Two teams address issues pertaining to Valley Medical Center (VMC): 1) The first team conducted an assessment of the use of Electronic Medical Records (ELMR). ELMR is the electronic medical record system for outpatients. It is in place at regional VMC care sites and ideally would facilitate better coordination, information sharing, and patient care between the hospital and the clinic system. Today, 500 providers and 1,500 users are a part of the system. During the next phase of implementation, ELMR will be expanded to include medical specialties. When complete, the system is expected to streamline the patient clinic visit process.
The ELMR team examined the current status of the system and made a series of recommendations – some technical and some process improvements, including the possibility of sending text messages to patients to remind them of appointments, and eliminating duplicative data entry.
The final group is the Patient Registry Team, lead by Dr. Angela Suarez. Currently patient information is maintained in 31 disparate systems. The group recommended that the County implement a patient registry to provide a single view of patient information by linking fragmented data, and use aggregated patient information for pro-active population and chronic disease management.

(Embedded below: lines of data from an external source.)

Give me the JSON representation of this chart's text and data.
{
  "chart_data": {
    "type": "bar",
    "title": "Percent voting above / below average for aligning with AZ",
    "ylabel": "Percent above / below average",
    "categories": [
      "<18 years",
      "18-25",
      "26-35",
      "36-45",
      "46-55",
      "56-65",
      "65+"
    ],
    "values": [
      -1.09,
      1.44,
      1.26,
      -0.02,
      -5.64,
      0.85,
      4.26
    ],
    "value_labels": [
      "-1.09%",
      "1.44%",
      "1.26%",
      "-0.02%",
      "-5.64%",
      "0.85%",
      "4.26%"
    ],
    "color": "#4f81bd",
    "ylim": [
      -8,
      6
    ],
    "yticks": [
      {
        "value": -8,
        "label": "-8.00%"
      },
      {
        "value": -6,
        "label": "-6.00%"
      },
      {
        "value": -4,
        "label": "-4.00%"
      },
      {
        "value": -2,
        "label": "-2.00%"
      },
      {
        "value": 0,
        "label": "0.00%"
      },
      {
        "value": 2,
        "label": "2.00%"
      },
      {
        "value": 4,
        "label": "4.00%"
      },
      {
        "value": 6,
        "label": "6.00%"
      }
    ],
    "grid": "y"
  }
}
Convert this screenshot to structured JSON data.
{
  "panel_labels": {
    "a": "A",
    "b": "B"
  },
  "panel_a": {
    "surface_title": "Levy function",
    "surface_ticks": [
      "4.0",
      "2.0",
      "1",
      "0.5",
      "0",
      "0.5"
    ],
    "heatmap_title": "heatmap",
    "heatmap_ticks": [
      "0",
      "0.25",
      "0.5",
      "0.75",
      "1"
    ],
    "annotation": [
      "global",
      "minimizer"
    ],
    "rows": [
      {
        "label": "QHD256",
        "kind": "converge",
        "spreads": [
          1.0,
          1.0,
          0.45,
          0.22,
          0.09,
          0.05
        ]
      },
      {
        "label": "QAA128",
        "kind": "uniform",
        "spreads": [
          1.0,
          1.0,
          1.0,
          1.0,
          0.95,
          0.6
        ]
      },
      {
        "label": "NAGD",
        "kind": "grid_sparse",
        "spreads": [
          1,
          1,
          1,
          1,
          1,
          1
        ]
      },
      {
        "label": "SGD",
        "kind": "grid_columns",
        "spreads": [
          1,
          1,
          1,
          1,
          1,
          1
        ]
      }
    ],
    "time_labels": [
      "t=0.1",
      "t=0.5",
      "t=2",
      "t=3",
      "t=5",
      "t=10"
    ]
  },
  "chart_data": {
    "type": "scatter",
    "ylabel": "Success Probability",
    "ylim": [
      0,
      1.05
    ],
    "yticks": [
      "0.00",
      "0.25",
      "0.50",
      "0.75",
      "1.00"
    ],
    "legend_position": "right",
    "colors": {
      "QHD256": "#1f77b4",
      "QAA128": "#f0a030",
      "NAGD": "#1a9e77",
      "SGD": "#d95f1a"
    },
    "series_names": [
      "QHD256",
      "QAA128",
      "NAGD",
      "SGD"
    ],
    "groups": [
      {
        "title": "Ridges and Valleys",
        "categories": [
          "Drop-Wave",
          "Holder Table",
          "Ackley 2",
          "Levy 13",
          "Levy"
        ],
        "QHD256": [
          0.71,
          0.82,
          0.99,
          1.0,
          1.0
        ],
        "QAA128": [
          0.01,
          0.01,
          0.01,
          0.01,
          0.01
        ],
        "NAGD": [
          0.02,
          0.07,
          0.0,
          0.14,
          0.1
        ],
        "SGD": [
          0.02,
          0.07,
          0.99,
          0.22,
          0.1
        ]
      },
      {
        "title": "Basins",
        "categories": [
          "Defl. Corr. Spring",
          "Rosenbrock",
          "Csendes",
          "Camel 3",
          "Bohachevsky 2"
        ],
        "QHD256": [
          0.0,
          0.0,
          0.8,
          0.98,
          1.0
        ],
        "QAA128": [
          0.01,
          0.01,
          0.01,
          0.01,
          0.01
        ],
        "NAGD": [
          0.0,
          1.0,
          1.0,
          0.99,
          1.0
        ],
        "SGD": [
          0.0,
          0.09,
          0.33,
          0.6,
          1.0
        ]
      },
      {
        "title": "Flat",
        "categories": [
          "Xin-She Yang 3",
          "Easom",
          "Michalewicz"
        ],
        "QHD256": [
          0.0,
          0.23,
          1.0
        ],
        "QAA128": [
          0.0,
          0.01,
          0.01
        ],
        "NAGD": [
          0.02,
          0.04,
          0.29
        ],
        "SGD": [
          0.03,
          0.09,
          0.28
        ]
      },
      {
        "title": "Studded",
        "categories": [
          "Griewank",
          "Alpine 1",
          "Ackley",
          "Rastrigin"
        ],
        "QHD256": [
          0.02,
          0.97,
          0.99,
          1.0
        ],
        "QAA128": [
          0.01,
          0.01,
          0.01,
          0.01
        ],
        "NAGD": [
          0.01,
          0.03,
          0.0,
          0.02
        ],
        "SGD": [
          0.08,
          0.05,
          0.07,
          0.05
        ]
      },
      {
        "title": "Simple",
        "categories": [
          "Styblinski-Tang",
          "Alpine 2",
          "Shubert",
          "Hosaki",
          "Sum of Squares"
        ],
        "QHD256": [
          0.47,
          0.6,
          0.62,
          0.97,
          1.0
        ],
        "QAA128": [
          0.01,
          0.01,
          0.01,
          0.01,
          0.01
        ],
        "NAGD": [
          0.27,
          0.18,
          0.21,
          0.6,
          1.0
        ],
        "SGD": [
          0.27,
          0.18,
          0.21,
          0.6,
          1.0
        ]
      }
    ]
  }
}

The proposed patient registry would link the four critical areas: Decision Support; Lab; Diagnostic Imaging; and the Emergency Department. A patient registry would allow providers to monitor and intervene in the care of all of their patients, not just those who seek care in the physician’s office. Full implementation of the system would require a financial investment, in hardware, software, interfaces and system maintenance. However, the group outlined the intangible benefit as improved patient care.
The County’s Executive Management Team will undergo training in Rapid Transformation Principles and Processes at Stanford University next month. The Office of Budget and Analysis is creating a website where the results of the projects will be monitored and tracked. Its Director Leslie Crowell brought the Rapid Transformation concept to the County Executive after having read a newspaper article about the concept last year and follow up discussions with Behnam Tabrizi, a consulting professor at Stanford University and the author of Rapid Transformation: A 90-Day Plan for Fast and Effective Change.
“This is a very exciting project for the County,” said Crowell. “It is not a theoretical exercise. We’re bringing together cross-functional teams to look at current county issues and produce actionable results.”
The CLT web page will be designed to be interactive, informative, and inspirational,” Crowell continued. “It will feature stories about people and programs which are innovative, and recognize employee and program contributions to the County and the community.”
“I want to challenge us to tell ourselves a different story; not that something will never work,” a beaming Smith told the assembled executive managers recently. “Employees of large organizations often think they can’t change things in bureaucracy. I want our story to be: Yes we can. We can change things.”